Comment 9 Tom de Vries 2020-04-08 10:20:06 UTC
patch submitted: https://sourceware.org/pipermail/gdb-patches/2020-April/167450.html
Comment 10 Sourceware Commits 2020-04-22 06:09:50 UTC
The master branch has been updated by Tom de Vries <vries@sourceware.org>:

https://sourceware.org/git/gitweb.cgi?p=binutils-gdb.git;h=3d5afab3393064e563305bc27264fde5a7598635

commit 3d5afab3393064e563305bc27264fde5a7598635
Author: Tom de Vries <tdevries@suse.de>
Date:   Wed Apr 22 08:09:45 2020 +0200

    [gdb/symtab] Don't create duplicate psymtab for forward-imported CU
    
    Consider the executable generated for test-case gdb.dwarf2/imported-unit.exp.
    
    When loading the executable using various tracing:
    ...
    $ gdb \
      outputs/gdb.dwarf2/imported-unit/imported-unit \
      -batch \
      -iex "set verbose on" \
      -iex "set debug symtab-create 1"
      ...
    Created psymtab 0x213f380 for module <artificial>@0xc7.
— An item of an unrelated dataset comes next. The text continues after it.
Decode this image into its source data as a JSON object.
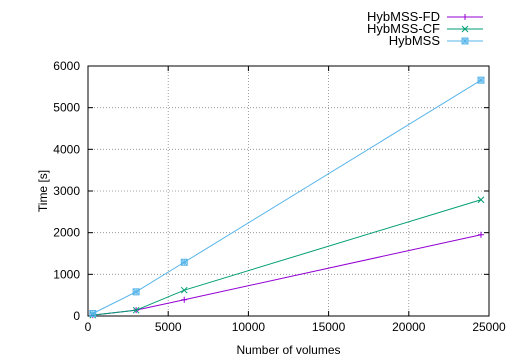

    Created psymtab 0x20e7b00 for module imported_unit.c.
    Created psymtab 0x215da20 for module imported_unit.c.
    Created psymtab 0x2133630 for module elf-init.c.
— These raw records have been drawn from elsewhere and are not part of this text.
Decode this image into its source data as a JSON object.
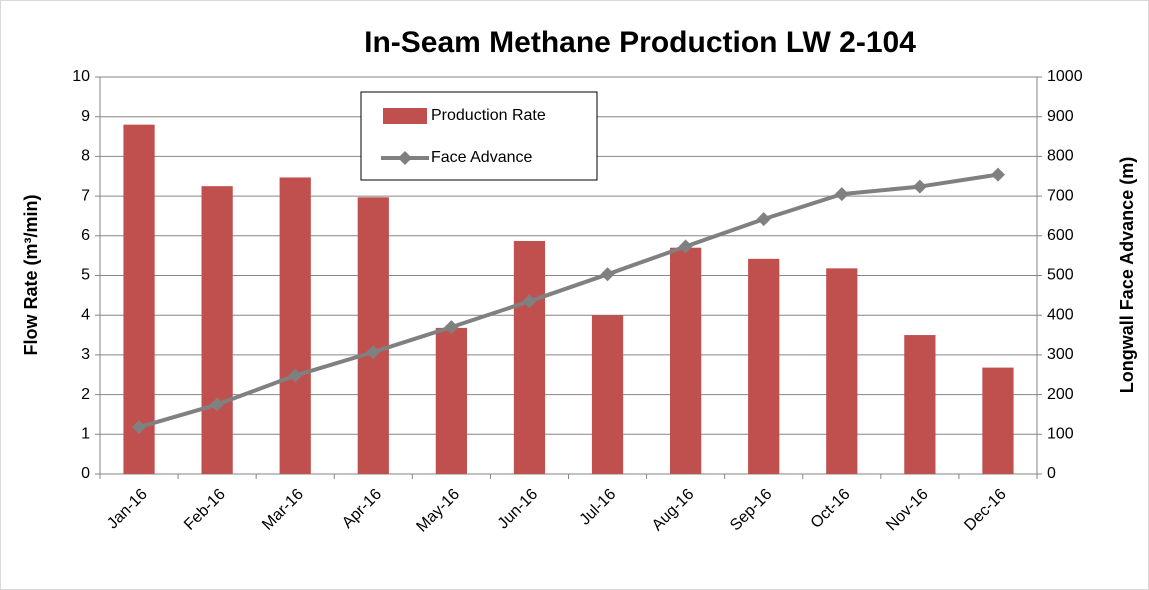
{
  "chart_data": {
    "type": "bar",
    "title": "In-Seam Methane Production LW 2-104",
    "ylabel": "Flow Rate (m³/min)",
    "y2label": "Longwall Face Advance (m)",
    "categories": [
      "Jan-16",
      "Feb-16",
      "Mar-16",
      "Apr-16",
      "May-16",
      "Jun-16",
      "Jul-16",
      "Aug-16",
      "Sep-16",
      "Oct-16",
      "Nov-16",
      "Dec-16"
    ],
    "series": [
      {
        "name": "Production Rate",
        "type": "bar",
        "color": "#c0504d",
        "values": [
          8.8,
          7.25,
          7.47,
          6.97,
          3.68,
          5.87,
          4.0,
          5.7,
          5.42,
          5.18,
          3.5,
          2.68
        ]
      },
      {
        "name": "Face Advance",
        "type": "line",
        "axis": "y2",
        "color": "#808080",
        "values": [
          118,
          175,
          248,
          307,
          370,
          435,
          503,
          573,
          642,
          705,
          724,
          754
        ]
      }
    ],
    "ylim": [
      0,
      10
    ],
    "yticks": [
      0,
      1,
      2,
      3,
      4,
      5,
      6,
      7,
      8,
      9,
      10
    ],
    "y2lim": [
      0,
      1000
    ],
    "y2ticks": [
      0,
      100,
      200,
      300,
      400,
      500,
      600,
      700,
      800,
      900,
      1000
    ],
    "grid": true,
    "legend": "top"
  }
}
    Created psymtab 0x215b910 for module ../sysdeps/x86_64/crtn.S.
    ...
    we notice that there are two psymtabs generated for imported_unit.c.
    
    This is due to the following: in dwarf2_build_psymtabs_hard we loop over CUs
    and generate partial symtabs for those, and if we encounter an import of
    another CU, we also generate a partial symtab for that one, unless already
    created.
    
    This works well with backward import references:
    - the imported CU is read
    - then the importing CU is read
    - the import is encountered, but the imported CU is already read, so
      we're done.
    
    But with forward import references, we have instead:
    - the importing CU is read
    - the import is encountered, and the imported CU is read
    - the imported CU is read once more
    
    Fix this by skipping already created psymtabs in the loop in
    dwarf2_build_psymtabs_hard.
    
    Tested on x86_64-linux, with native and target board
    unix/-flto/-O0/-flto-partition=none/-ffat-lto-objects.
    
    This causes this regression with the target board:
    ...
    FAIL: gdb.ada/dgopt.exp: list x.adb:16, 16
    ...
    which I consider a seperate PR, filed as PR25801 - "Filename of shared psymtab
    is ignored".
    
    gdb/ChangeLog:
    
    2020-04-22  Tom de Vries  <tdevries@suse.de>
    
            PR symtab/25700
            * dwarf2/read.c (dwarf2_build_psymtabs_hard): Don't create psymtab for
            CU if already created.
    
    gdb/testsuite/ChangeLog:
    
    2020-04-22  Tom de Vries  <tdevries@suse.de>
    
            PR symtab/25700
            * gdb.dwarf2/imported-unit.exp: Verify that there's only one partial
            symtab for imported_unit.c.
Comment 11 Tom de Vries 2020-04-22 06:11:17 UTC
Patch with test-case committed, marking resolved-fixed.